Since loss of market share causes a fall in advertising revenue, search engines must trade-off potential revenues from paid placement with those from advertising.

The researchers analyzed the gatekeeper's tradeoff between revenue from paid placement and the potential loss in advertising from the loss of credibility. Specifically, they determine the optimal paid placement policy -- the optimal placement fee and the resulting percentage of sites that choose paid placement.

The results show that in general the gatekeeper should set paid placements at a below-ideal level due to the tradeoff. However, when disutility for paid placement is quite low, the gatekeeper can maintain its ideal placement revenues. The researchers also found that an increase in the gatekeeper's quality of service allows it to improve its utilization of paid placement.

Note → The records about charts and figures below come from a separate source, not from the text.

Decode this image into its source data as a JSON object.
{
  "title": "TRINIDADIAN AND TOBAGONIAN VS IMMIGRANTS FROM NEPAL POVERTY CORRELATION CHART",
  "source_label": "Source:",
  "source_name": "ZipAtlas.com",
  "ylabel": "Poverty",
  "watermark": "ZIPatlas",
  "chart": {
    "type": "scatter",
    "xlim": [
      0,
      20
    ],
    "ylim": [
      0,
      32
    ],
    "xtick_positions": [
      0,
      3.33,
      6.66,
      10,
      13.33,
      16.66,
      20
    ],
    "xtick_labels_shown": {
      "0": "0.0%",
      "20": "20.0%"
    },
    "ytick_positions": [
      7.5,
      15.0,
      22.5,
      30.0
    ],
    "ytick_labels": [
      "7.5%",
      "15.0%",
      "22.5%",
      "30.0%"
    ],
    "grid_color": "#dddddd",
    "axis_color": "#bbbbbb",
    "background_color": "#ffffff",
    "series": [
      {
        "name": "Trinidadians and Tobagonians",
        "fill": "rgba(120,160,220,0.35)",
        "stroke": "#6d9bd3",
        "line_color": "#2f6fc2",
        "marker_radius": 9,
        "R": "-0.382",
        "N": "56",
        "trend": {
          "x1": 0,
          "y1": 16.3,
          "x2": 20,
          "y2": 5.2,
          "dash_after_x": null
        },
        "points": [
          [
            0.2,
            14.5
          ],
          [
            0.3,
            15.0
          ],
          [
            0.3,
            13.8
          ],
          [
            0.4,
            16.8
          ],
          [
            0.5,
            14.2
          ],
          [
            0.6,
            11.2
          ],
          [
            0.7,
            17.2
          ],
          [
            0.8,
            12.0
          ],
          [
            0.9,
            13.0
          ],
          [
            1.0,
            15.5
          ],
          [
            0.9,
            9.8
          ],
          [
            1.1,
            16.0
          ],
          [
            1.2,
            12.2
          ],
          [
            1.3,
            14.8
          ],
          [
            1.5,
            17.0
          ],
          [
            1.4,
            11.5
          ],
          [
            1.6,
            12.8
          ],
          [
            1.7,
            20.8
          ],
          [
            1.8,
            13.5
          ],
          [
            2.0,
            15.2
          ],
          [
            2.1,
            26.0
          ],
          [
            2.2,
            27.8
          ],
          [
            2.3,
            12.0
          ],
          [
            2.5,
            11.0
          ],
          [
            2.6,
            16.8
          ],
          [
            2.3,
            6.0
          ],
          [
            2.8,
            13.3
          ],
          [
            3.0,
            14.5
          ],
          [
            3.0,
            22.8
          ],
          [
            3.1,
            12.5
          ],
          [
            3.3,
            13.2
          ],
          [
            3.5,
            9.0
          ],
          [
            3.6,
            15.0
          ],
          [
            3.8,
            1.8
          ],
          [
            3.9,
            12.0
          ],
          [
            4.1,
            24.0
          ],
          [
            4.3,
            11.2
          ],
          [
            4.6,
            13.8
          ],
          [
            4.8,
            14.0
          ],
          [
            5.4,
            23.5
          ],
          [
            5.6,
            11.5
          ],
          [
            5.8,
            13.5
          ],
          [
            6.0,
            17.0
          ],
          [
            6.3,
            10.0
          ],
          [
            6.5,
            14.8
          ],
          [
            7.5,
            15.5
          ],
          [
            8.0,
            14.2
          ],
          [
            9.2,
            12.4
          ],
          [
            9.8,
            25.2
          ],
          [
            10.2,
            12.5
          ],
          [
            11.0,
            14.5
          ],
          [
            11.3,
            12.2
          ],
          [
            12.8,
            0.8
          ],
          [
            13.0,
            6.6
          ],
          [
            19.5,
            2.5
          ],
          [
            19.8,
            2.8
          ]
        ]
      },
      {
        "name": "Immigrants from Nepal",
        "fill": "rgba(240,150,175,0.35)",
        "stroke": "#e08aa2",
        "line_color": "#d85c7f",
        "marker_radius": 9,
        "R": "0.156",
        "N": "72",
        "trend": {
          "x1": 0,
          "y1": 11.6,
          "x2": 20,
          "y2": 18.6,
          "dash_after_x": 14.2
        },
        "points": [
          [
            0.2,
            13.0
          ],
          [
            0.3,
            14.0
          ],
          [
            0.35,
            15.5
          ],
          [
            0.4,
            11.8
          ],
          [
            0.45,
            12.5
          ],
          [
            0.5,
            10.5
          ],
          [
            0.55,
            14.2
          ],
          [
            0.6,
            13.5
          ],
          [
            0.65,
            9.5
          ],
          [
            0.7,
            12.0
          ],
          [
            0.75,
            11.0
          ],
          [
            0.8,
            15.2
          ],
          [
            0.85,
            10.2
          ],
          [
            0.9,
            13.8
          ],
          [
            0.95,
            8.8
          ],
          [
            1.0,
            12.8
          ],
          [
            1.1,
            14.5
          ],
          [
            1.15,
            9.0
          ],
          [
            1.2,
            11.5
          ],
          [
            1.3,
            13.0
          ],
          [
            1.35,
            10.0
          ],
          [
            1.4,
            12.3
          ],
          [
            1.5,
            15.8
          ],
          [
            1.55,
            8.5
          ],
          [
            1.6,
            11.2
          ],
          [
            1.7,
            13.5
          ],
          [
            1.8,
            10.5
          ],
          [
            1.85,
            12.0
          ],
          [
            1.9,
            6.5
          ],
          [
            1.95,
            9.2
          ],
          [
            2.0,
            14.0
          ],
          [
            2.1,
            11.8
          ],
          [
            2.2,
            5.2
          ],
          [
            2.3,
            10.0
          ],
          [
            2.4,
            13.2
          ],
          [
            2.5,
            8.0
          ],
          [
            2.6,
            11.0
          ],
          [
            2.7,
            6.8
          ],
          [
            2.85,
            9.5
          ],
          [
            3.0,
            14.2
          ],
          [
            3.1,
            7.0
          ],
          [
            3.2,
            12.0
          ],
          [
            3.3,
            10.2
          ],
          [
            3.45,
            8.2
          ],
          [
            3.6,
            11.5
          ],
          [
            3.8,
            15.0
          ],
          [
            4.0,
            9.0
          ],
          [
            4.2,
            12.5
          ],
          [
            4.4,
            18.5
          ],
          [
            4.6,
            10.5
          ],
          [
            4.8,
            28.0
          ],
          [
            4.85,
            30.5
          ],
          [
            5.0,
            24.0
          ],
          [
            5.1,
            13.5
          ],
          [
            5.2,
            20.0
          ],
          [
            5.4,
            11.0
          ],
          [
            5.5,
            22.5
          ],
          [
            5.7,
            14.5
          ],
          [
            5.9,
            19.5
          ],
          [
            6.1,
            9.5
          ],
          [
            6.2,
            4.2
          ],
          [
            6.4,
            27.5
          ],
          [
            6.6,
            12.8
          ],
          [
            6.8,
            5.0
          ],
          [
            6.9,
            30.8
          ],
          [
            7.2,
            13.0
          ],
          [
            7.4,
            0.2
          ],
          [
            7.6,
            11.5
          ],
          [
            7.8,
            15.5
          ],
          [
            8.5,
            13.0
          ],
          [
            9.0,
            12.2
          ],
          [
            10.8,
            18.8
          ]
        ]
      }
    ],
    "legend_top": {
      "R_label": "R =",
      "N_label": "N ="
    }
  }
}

This also increases benefits for all players. However, an increase in the advertising rate motivates the gatekeeper to increase market share by reducing further its reliance on paid placement. As consumers get a better understanding of the factors underlying paid placement, the gatekeeper would likely need to spend heavily on marketing campaigns in order to minimize users' perceived disutility for paid placement.

The researchers are pursing extensions of this work, and their longer-term interest is to determine the optimal bias-level that would give a gatekeeper the best balance between advertising and placement revenues. They will present their paper, "Paid Placement Strategies for Information Gatekeepers," at the Eleventh International World Wide Web Conference. It is scheduled to take place May 7-10, 2002 in Hawaii.